Yeni aktörler yeni siyaset
Yine ABD’nin bölgedeki alan daraltma siyasetini, özellikle İngiltere’nin de yardımıyla BAE ve Katar gibi siyaseten küçük ancak mali açıdan ve medya gücü açısından büyük ülkelerin öne çıkarılması üzerinden yönetmesi de başarı hanesine kaydedilmeli. Benzer bir şekilde, ABD’nin bir başka başarısı da bir yıl öncesine kadar işe yaramaz ve etkisiz bir örgüt olan Arap Ligi’ni yüceltmesine dikkat edilmeli.

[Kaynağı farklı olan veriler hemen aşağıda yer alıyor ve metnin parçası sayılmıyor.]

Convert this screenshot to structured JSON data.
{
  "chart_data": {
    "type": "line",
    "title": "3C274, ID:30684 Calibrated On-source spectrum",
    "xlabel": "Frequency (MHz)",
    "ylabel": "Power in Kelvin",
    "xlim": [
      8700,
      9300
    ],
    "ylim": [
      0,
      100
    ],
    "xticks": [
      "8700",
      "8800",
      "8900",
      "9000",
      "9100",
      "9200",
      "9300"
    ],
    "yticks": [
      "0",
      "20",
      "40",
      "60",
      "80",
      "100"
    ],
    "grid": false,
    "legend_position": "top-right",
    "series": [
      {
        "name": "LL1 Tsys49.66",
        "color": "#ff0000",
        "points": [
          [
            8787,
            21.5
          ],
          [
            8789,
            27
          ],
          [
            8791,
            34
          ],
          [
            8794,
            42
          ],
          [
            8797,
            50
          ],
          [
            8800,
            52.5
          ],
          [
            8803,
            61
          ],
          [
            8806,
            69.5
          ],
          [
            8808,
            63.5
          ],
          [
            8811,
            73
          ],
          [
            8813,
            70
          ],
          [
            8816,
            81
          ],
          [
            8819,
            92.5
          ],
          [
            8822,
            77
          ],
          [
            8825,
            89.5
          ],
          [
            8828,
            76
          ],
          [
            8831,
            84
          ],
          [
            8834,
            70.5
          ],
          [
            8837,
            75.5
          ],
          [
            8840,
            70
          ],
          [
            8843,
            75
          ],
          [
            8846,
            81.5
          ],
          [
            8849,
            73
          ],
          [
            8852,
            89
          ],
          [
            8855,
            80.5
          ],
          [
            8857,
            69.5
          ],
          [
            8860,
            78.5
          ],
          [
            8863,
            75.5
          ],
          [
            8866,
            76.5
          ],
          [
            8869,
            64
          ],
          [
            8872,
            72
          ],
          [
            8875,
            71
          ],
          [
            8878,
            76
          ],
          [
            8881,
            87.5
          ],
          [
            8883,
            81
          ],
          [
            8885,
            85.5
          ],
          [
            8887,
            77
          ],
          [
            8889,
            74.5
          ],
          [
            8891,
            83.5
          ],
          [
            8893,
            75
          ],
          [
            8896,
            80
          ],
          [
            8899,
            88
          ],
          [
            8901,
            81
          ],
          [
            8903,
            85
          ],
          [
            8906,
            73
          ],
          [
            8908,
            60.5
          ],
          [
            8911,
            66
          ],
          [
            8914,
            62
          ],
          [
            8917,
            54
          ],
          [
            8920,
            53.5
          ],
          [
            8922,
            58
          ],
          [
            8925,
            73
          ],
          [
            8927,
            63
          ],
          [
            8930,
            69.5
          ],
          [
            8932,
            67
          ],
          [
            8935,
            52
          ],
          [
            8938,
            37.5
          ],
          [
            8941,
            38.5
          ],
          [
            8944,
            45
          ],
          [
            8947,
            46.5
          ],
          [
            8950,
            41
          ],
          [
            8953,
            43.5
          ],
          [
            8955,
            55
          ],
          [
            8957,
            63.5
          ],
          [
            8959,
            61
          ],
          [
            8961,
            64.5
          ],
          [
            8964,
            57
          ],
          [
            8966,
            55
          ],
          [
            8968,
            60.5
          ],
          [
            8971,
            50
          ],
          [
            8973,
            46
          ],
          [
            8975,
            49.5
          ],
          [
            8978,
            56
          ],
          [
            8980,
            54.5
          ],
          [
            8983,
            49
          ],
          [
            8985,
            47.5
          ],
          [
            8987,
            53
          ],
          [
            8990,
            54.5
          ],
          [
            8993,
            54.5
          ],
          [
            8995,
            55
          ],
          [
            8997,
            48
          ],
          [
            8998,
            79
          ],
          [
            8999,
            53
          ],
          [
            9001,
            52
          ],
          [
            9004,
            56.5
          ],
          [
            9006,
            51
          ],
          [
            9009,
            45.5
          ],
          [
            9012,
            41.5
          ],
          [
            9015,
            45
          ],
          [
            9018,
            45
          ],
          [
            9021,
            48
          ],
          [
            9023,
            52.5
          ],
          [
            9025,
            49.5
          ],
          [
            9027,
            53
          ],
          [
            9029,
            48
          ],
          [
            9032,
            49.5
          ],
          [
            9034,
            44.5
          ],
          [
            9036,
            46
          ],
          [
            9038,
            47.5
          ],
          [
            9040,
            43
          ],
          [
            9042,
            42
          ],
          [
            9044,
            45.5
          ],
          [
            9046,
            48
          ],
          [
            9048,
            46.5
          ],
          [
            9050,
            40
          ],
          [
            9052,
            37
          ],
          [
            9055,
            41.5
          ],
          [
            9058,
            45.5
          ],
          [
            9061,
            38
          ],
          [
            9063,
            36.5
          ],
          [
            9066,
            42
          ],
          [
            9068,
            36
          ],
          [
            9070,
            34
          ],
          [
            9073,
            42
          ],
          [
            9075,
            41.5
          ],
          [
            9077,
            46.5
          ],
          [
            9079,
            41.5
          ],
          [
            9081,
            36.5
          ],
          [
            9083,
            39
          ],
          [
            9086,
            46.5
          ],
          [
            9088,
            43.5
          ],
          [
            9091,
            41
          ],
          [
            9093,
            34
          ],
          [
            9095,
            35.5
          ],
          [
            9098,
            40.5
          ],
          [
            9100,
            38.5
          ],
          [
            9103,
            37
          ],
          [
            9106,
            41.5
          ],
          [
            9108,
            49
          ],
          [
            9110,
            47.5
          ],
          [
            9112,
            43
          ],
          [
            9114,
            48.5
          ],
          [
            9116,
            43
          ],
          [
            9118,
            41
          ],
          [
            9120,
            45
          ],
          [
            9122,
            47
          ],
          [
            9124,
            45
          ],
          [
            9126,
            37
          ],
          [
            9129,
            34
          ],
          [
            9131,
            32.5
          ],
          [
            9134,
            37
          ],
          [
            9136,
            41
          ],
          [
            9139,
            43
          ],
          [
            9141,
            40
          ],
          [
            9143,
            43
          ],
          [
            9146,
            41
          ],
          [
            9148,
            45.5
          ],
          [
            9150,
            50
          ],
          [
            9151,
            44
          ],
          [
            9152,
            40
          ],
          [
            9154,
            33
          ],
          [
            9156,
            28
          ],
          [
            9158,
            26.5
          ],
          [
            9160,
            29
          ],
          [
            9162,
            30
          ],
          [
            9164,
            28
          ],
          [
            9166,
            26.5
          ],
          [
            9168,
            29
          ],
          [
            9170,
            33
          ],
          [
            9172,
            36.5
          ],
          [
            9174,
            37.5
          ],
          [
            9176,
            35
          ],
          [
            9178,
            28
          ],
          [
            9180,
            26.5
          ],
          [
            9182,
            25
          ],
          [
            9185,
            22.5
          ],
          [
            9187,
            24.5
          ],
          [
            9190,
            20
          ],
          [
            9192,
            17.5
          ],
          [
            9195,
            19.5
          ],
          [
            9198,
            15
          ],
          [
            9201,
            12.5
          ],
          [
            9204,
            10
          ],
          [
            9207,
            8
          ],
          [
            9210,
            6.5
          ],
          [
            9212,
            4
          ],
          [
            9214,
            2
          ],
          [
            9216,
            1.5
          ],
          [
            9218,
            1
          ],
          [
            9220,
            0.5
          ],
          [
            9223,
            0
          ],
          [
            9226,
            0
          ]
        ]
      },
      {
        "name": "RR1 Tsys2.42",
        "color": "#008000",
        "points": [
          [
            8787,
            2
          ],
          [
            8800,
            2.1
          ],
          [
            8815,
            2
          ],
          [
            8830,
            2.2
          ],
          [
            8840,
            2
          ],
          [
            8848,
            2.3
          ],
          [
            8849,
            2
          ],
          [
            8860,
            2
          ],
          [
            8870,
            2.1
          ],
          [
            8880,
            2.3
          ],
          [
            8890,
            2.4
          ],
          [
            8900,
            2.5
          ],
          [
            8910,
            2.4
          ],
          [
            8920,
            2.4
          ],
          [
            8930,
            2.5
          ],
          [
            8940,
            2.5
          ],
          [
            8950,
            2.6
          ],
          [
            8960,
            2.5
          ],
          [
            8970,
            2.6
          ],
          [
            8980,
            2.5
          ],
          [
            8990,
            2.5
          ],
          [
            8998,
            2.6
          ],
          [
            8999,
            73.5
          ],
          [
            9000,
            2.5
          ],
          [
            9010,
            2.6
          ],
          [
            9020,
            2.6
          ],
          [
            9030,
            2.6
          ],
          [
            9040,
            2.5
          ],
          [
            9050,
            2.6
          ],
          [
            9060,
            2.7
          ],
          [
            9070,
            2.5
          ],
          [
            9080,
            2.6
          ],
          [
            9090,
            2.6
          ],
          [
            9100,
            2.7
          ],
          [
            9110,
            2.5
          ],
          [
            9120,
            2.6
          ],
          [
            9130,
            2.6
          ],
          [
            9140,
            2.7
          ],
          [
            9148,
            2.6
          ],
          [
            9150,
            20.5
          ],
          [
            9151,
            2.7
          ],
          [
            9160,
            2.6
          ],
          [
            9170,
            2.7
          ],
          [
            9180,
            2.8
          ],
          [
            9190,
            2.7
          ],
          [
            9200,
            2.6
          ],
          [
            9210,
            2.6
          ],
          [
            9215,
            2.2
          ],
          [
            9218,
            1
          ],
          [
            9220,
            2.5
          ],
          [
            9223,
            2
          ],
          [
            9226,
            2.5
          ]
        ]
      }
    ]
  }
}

Arap Ligi üzerinden Ortadoğu’daki askeri müdahalelere ve siyasi baskılama operasyonlarına meşruiyet oluşturan ABD, bir yandan da Arap Ligi ile Ortadoğu siyasetini Arap parantezine alarak Türkiye’yi psikolojik ve nominal olarak dışlamış oldu. Bir başka deyişle, Arap Ligi bir yanıyla bölgedeki ABD siyasetine meşruiyet kaynağı olurken, bir yanıyla da Türkiye’yi gelişmelerin dışında tutarak oldukça kullanışlı olduğunu ispatlamış oldu. Arap Ligi’nde etkili ortaklar olarak inisiyatifi ele alan Suudi Arabistan ve Katar’ın öne çıkması, ABD’nin, bu ülkeleri Ortadoğu siyasetinde Türkiye’ye karşı denge unsuru olarak kullanmak için güçlendirme siyasetini de desteklemiş oldu. Bu çerçevede ABD’nin bölge politikasının çoğaltılmış bölgesel güçlerin karşılıklı sürtüşmesi ile alan açma olduğunu söyleyebiliriz. ABD Dışişleri Bakanı Clinton’ın da Suriye’ye NATO müdahalesine tavır alması, asıl ABD siyasetinin bu tür bir dengelemeye doğru evrildiğini gösteriyor.